Glacier in Antarctica

Forbes Glacier is a glacier entering the west part of Holme Bay on Mawson Coast, to the north of the Casey Range, in the Framnes Mountains of Antarctica.

==Exploration==
The glacier was mapped by Norwegian cartographers from aerial photographs taken by the Lars Christensen Expedition (1936–37) and called "Brygga" (the wharf).
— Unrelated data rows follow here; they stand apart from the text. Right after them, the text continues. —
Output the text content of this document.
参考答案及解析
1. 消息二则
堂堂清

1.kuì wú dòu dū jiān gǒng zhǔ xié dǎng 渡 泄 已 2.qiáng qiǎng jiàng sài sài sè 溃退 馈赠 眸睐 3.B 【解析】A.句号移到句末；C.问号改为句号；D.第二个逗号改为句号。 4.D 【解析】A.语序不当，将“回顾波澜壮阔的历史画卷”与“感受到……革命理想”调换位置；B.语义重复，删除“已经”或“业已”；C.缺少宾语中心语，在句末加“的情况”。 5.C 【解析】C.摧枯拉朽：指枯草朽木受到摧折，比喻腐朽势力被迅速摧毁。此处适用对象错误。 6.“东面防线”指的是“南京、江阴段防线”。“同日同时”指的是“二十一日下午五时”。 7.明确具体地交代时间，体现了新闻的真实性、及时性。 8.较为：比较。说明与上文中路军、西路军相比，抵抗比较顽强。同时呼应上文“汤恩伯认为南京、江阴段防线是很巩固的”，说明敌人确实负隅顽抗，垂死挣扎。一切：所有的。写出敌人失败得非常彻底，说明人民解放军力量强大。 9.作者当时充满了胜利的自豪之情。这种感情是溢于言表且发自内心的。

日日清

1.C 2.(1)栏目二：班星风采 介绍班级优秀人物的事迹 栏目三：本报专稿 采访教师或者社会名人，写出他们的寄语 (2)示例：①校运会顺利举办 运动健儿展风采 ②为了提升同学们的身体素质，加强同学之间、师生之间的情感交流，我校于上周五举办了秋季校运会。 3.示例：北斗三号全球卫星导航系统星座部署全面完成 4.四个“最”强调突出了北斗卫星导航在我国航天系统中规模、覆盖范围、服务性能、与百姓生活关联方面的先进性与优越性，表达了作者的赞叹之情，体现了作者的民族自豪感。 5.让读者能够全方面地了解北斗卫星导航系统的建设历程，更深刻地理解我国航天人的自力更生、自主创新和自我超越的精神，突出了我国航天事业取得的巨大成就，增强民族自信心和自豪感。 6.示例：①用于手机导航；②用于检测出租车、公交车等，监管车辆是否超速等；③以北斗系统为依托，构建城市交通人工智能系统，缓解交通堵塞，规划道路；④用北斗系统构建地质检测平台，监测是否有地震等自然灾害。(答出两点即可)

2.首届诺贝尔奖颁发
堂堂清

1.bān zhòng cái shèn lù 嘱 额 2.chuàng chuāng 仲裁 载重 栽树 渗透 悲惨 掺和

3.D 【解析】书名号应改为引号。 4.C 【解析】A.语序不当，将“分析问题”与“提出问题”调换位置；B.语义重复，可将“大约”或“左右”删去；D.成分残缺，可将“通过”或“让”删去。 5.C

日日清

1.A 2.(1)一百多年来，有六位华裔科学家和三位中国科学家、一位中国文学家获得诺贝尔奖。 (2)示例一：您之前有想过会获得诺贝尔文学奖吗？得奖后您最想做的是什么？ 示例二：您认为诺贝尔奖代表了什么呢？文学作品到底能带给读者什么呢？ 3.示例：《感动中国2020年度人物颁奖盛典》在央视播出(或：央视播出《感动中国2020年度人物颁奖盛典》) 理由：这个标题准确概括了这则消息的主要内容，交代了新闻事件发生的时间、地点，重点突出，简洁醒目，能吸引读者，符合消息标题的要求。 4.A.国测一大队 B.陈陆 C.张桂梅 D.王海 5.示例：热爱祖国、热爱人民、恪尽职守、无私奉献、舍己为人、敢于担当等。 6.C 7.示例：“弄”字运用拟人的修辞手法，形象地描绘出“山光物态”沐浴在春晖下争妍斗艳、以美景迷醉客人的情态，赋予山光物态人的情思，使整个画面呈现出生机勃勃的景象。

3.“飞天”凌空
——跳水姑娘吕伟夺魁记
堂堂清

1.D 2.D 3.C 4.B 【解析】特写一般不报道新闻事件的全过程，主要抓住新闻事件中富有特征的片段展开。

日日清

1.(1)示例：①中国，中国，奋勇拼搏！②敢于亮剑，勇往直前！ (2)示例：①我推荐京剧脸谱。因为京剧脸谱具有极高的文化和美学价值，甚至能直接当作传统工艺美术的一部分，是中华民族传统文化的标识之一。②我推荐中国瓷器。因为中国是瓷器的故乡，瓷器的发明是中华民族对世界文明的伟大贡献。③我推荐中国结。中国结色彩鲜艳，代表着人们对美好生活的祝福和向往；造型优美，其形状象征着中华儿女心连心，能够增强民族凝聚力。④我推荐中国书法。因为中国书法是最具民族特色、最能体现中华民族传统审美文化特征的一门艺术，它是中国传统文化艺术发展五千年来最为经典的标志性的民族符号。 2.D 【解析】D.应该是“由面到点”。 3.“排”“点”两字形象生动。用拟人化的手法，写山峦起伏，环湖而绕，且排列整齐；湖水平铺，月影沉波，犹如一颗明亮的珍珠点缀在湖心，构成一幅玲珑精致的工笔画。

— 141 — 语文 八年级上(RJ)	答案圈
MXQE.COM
It was renamed by the Australian Antarctic Names and Medals Committee after A. Forbes of the Australian National Antarctic Research Expeditions, who perished on a field trip at Heard Island in 1952.

==Origin==
The Forbes Glacier originates on the east of the Casey Range, about 25 km south of the Holme Bay coast.
Tributaries flow east and north through the nunataks of the range, and join into a stream of ice about 5 km wide.
In the uppermost part of the glacier near the Casey Range the ice in the center of the glacier travels north at 59 m per year.
The area east of the Casey Range has fine-grained ice with a polygonal texture in the zone between the accumulation and ablation areas.

==Mouth==

The Forbes Glacier enters the sea between two rocky outcrops.
That on the east has no flora, but that on the west contains a large, high outcrop of typical granite of the Mawson area with nine species of lichen and one of moss (Bryum antarcticum).